И каждый вечер слушала эту историю, она наполнялась новыми деталями, но одно не менялось никогда – трепет, с которым старик говорил о жене. Потом мне рассказывали, что старик этот одинок, а в хостел его выселила из квартиры дочь его покойной жены. Но я не верю. Так не бывает… Так не должно быть.
Евгения Овчинникова. Сахалинское рагу
Четыре ночи – самое тяжелое время. Перетерпишь его, и легче дожить до восьми.
Соль сушится на электрическом поддоне в кабинете начальника смены.
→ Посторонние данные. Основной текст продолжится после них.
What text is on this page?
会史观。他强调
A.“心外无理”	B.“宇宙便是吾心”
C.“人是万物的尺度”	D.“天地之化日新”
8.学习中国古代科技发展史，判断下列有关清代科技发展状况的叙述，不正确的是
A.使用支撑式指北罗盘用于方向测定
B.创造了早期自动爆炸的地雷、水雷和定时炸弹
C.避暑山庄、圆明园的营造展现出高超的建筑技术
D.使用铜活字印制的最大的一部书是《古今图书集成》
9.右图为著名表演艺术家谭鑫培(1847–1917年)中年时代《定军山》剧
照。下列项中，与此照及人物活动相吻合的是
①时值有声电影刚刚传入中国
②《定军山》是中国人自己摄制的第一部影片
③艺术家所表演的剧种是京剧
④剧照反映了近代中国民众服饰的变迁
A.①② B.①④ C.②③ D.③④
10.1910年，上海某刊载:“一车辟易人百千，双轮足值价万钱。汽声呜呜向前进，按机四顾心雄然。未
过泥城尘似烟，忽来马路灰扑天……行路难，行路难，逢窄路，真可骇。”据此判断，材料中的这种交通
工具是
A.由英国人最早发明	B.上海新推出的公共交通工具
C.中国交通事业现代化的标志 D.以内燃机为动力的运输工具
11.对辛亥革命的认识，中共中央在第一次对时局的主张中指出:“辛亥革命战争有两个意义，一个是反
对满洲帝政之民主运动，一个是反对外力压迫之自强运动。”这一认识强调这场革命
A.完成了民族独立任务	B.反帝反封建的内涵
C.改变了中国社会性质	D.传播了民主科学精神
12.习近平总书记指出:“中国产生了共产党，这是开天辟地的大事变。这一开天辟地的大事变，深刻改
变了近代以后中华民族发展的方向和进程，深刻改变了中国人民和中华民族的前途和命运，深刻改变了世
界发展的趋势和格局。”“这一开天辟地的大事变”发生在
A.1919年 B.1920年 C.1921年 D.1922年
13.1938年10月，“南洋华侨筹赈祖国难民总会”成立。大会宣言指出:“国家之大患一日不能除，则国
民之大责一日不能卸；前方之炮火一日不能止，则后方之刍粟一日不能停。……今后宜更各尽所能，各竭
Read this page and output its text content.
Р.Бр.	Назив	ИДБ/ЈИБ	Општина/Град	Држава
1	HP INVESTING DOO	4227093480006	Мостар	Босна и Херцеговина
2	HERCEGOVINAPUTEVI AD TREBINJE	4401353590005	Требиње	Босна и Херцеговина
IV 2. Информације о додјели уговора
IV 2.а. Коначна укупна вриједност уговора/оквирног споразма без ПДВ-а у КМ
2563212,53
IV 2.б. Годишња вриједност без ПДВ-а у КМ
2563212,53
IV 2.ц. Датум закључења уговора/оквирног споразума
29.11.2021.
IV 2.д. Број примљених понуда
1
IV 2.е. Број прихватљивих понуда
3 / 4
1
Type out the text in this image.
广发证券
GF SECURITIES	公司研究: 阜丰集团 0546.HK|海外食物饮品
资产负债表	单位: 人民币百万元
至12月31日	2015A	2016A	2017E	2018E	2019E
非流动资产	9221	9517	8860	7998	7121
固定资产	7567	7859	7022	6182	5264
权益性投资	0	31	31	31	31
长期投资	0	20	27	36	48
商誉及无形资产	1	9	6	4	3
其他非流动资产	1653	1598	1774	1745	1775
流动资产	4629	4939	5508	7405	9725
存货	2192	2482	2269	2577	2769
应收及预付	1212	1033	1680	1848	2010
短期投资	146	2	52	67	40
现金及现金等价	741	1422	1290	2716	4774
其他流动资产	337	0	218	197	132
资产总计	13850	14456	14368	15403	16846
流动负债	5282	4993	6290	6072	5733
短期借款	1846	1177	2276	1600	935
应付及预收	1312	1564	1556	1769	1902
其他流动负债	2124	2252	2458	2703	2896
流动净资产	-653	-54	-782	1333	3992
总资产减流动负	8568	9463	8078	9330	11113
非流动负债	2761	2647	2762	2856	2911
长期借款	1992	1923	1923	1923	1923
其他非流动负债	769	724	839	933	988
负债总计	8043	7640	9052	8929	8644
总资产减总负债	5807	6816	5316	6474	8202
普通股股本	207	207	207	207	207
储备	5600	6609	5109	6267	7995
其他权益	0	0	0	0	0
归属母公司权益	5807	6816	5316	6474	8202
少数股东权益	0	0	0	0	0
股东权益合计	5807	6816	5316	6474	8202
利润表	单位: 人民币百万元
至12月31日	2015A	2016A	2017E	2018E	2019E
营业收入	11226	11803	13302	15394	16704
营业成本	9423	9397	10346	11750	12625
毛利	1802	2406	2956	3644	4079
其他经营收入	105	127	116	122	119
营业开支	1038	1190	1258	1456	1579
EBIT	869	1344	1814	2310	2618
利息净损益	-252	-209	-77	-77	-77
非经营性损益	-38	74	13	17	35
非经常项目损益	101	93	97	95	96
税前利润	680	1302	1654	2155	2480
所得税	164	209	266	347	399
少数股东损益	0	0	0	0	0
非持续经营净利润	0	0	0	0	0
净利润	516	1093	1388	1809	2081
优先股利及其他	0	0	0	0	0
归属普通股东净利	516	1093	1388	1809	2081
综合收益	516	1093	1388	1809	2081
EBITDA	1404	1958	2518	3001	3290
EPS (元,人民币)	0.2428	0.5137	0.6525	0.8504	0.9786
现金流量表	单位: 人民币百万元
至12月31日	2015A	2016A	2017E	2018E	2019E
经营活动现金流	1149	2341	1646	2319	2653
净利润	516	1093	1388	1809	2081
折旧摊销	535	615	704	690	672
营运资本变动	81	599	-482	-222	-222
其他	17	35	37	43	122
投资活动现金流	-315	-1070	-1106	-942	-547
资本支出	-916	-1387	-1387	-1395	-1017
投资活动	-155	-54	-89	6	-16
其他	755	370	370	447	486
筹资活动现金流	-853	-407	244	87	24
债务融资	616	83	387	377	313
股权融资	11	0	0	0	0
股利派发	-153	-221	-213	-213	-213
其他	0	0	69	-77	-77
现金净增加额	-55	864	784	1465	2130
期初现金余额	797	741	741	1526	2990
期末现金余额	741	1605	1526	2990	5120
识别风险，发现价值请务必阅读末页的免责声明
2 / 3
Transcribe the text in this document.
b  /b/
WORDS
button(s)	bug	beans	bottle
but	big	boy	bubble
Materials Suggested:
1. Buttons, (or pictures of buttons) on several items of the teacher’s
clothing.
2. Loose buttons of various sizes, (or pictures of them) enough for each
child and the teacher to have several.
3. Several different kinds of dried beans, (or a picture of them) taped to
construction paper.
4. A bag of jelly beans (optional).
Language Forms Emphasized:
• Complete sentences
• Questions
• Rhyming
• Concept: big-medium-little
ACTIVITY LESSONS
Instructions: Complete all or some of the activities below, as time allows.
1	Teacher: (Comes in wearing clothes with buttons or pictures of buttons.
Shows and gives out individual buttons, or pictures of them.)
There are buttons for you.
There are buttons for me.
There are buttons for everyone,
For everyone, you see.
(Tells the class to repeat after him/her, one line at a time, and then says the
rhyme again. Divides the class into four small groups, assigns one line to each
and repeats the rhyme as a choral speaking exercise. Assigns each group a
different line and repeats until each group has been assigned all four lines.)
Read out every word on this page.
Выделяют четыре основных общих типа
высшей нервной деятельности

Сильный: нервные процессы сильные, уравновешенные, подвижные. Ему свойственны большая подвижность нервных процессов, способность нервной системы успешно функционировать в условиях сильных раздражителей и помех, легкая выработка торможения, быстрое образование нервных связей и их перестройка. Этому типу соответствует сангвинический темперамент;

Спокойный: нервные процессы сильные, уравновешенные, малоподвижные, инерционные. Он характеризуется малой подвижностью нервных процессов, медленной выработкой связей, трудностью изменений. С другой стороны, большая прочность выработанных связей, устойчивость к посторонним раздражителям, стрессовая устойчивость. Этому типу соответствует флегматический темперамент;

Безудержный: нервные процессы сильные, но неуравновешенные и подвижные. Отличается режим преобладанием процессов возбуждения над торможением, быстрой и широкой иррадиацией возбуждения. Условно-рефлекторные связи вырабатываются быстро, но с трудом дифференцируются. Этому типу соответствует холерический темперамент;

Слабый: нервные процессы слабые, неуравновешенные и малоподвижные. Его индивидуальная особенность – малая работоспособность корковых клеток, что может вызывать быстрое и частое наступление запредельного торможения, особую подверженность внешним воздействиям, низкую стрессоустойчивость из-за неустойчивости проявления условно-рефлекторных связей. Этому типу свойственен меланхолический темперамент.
В цеху это самое сухое место. Мы ходим в резиновых сапогах, под ногами хлюпают вода и рыбья требуха. Консервный заводик.
Разбиваю ссохшуюся соль на поддоне и лопаткой высыпаю ее в огромную железную кружку. Открываю две килограммовые пачки и высыпаю их на поддон. Соль должна быть сухой. Еще от влаги может забиться соледозатор. Тогда вся цепочка – разделка, набивка, закатка и варка – останавливается и ждет, когда я все это просушу.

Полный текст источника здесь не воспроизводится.